Africans Call On Rich Nations to Crack Down On Money Laundering in New Drive Against Illicit Flows

Washington — The world's richest nations must toughen their laws against money laundering, tax havens and tax evasion if a global drive against corruption and illicit finance is to deliver results, senior African diplomats said on Thursday.

"There are two sides to this coin. If there were no facilitators on their side, the miscreants on our side would not have succour," said Liberia's Foreign Minister Augustine Kpehe Ngafuan in an interview.

"The G7 needs to walk the talk on this and deal with tax havens and opportunities created on their side of the divide that make it possible for those on the other side to loot the continent," he said.

The United States and African nations agreed at their summit this week to set up a high-level working group to develop a plan of action to address the losses suffered by the African continent from illicit financial flows and corruption.

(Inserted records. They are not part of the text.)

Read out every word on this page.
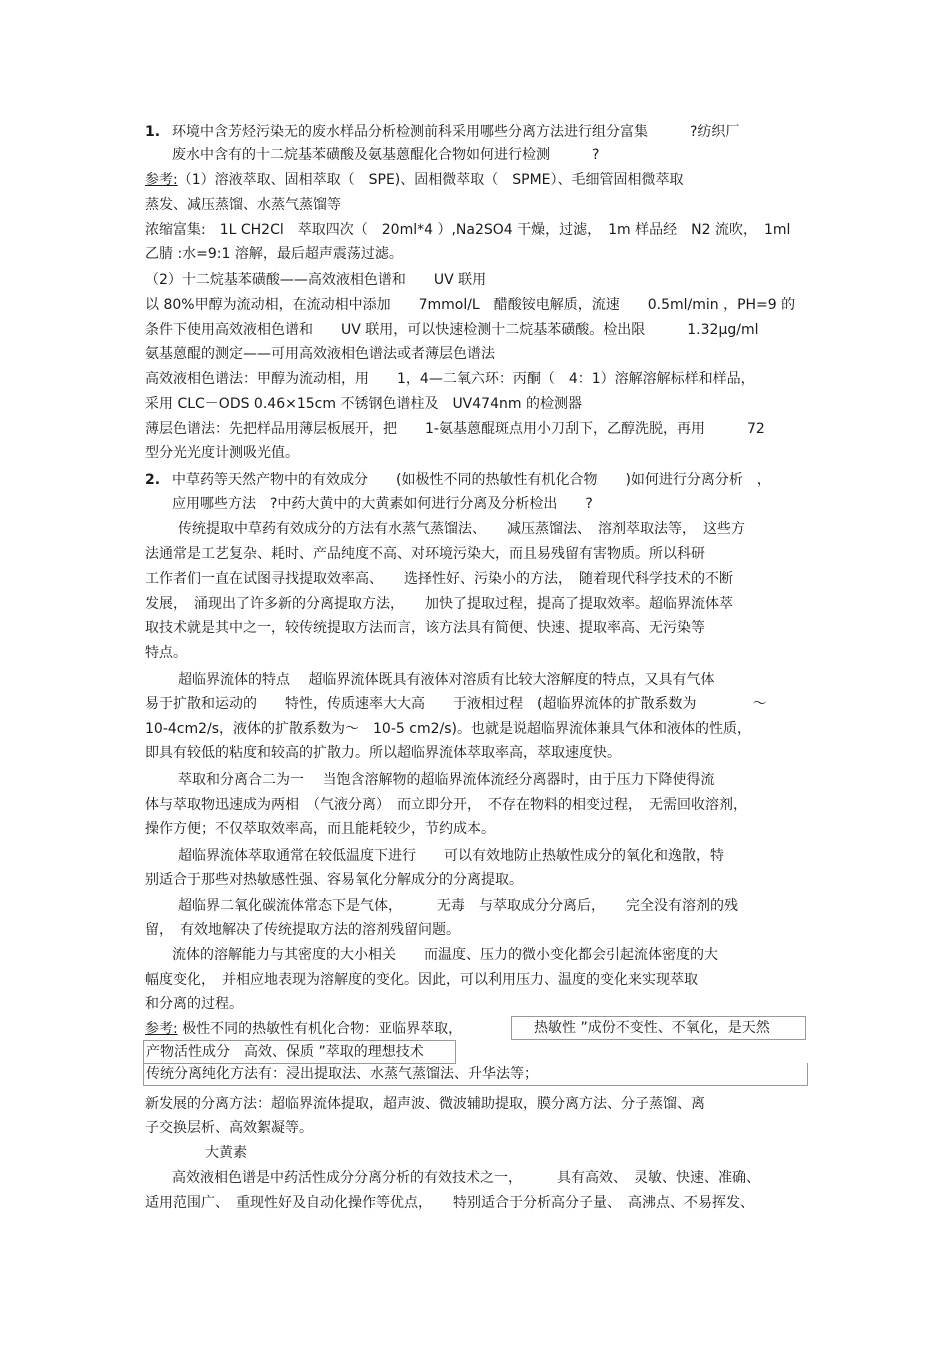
1. 环境中含芳烃污染无的废水样品分析检测前科采用哪些分离方法进行组分富集　　　?纺织厂
废水中含有的十二烷基苯磺酸及氨基蒽醌化合物如何进行检测　　　?
参考:（1）溶液萃取、固相萃取（　SPE)、固相微萃取（　SPME）、毛细管固相微萃取
蒸发、减压蒸馏、水蒸气蒸馏等
浓缩富集:　1L CH2Cl　萃取四次（　20ml*4 ）,Na2SO4 干燥，过滤，　1m 样品经　N2 流吹，　1ml
乙腈 :水=9:1 溶解，最后超声震荡过滤。
（2）十二烷基苯磺酸——高效液相色谱和　　UV 联用
以 80%甲醇为流动相，在流动相中添加　　7mmol/L　醋酸铵电解质，流速　　0.5ml/min ，PH=9 的
条件下使用高效液相色谱和　　UV 联用，可以快速检测十二烷基苯磺酸。检出限　　　1.32μg/ml
氨基蒽醌的测定——可用高效液相色谱法或者薄层色谱法
高效液相色谱法：甲醇为流动相，用　　1，4—二氧六环：丙酮（　4：1）溶解溶解标样和样品，
采用 CLC－ODS 0.46×15cm 不锈钢色谱柱及　UV474nm 的检测器
薄层色谱法：先把样品用薄层板展开，把　　1-氨基蒽醌斑点用小刀刮下，乙醇洗脱，再用　　　72
型分光光度计测吸光值。
2. 中草药等天然产物中的有效成分　　(如极性不同的热敏性有机化合物　　)如何进行分离分析　，
应用哪些方法　?中药大黄中的大黄素如何进行分离及分析检出　　?
传统提取中草药有效成分的方法有水蒸气蒸馏法、　　减压蒸馏法、　溶剂萃取法等，　这些方
法通常是工艺复杂、耗时、产品纯度不高、对环境污染大，而且易残留有害物质。所以科研
工作者们一直在试图寻找提取效率高、　　选择性好、污染小的方法，　随着现代科学技术的不断
发展，　涌现出了许多新的分离提取方法，　　加快了提取过程，提高了提取效率。超临界流体萃
取技术就是其中之一，较传统提取方法而言，该方法具有简便、快速、提取率高、无污染等
特点。
超临界流体的特点　 超临界流体既具有液体对溶质有比较大溶解度的特点，又具有气体
易于扩散和运动的　　特性，传质速率大大高　　于液相过程　(超临界流体的扩散系数为　　　　～
10-4cm2/s，液体的扩散系数为～　10-5 cm2/s)。也就是说超临界流体兼具气体和液体的性质，
即具有较低的粘度和较高的扩散力。所以超临界流体萃取率高，萃取速度快。
萃取和分离合二为一　 当饱含溶解物的超临界流体流经分离器时，由于压力下降使得流
体与萃取物迅速成为两相　（气液分离）　而立即分开，　不存在物料的相变过程，　无需回收溶剂，
操作方便；不仅萃取效率高，而且能耗较少，节约成本。
超临界流体萃取通常在较低温度下进行　　可以有效地防止热敏性成分的氧化和逸散，特
别适合于那些对热敏感性强、容易氧化分解成分的分离提取。
超临界二氧化碳流体常态下是气体，　　　无毒　与萃取成分分离后，　　完全没有溶剂的残
留，　有效地解决了传统提取方法的溶剂残留问题。
流体的溶解能力与其密度的大小相关　　而温度、压力的微小变化都会引起流体密度的大
幅度变化，　并相应地表现为溶解度的变化。因此，可以利用压力、温度的变化来实现萃取
和分离的过程。
参考: 极性不同的热敏性有机化合物：亚临界萃取，	热敏性 ”成份不变性、不氧化，是天然
产物活性成分　高效、保质 ”萃取的理想技术
传统分离纯化方法有：浸出提取法、水蒸气蒸馏法、升华法等；
新发展的分离方法：超临界流体提取，超声波、微波辅助提取，膜分离方法、分子蒸馏、离
子交换层析、高效絮凝等。
大黄素
高效液相色谱是中药活性成分分离分析的有效技术之一，　　　具有高效、　灵敏、快速、准确、
适用范围广、　重现性好及自动化操作等优点，　　特别适合于分析高分子量、　高沸点、不易挥发、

Money leaving the continent from crime, corruption and other illicit means outstrips the amount of foreign development aid to Africa, causing mounting concern amongst African leaders who raise the issue with increasing frequency at international meetings.

Global Financial Integrity, a Washington-based research group, estimates that Africa lost $55.6 billion each year in the decade that ended 2011, the latest period for which data was available, with outflows from Sub-Saharan Africa growing at the rate of 20 percent annually.

"Illicit financial flows are by far the most damaging economic problem facing Africa. By announcing the creation of the U.S.-Africa Partnership to Combat Illicit Finance, President Obama and African leaders have taken the first step towards tackling the most pernicious global development challenge of our time," said GFI President Raymond Baker in a statement.

COMPLEX TAXES, POWERFUL LAWYERS

No details were immediately available regarding who would lead the new U.S.-African effort or how its work would be structured. The Group of Seven leading industrial nations, as part of a drive against dirty money and terrorist financing, already has committed to share tax information and develop registries of shell companies, which are frequently used to hide the transfer of illicit funds.

Also under scrutiny are multinational corporations that use complex structures to reduce their profits in certain countries and lower their tax burdens.

Sierra Leone's Foreign Minister Samura Kamara said in a separate interview that sometimes multinationals will form subsidiaries in joint partnership with governments and then load the subsidiary with debt, reducing any dividends the government had expected to receive.

"The tax structures used by multinationals must be addressed," he said, calling for greater transparency, particularly in the extractive industries.

One issue discussed at the summit was providing developing countries with expert technical assistance to negotiate fair contracts on oil, gas and mining with multinationals who seek to exploit the natural resources in their countries.

"It is important to get these contracts right," Kamara said. "Everyone acknowledges today we lack capacity to negotiate with these international companies - they are so powerful, they have so many lawyers, so much expertise and creative accounting."

Jubilee USA Network, a coalition of religious groups fighting poverty, called the U.S.-Africa summit's initiative to address illicit flows and corporate tax avoidance a step in the right direction.

"We know the problem, we know how to track it, and we even know how to stop it. The working group needs to implement tracking and enforcement measures sooner than later. The drain on Africa's resources is incredible," said Eric LeCompte, Jubilee USA's executive director.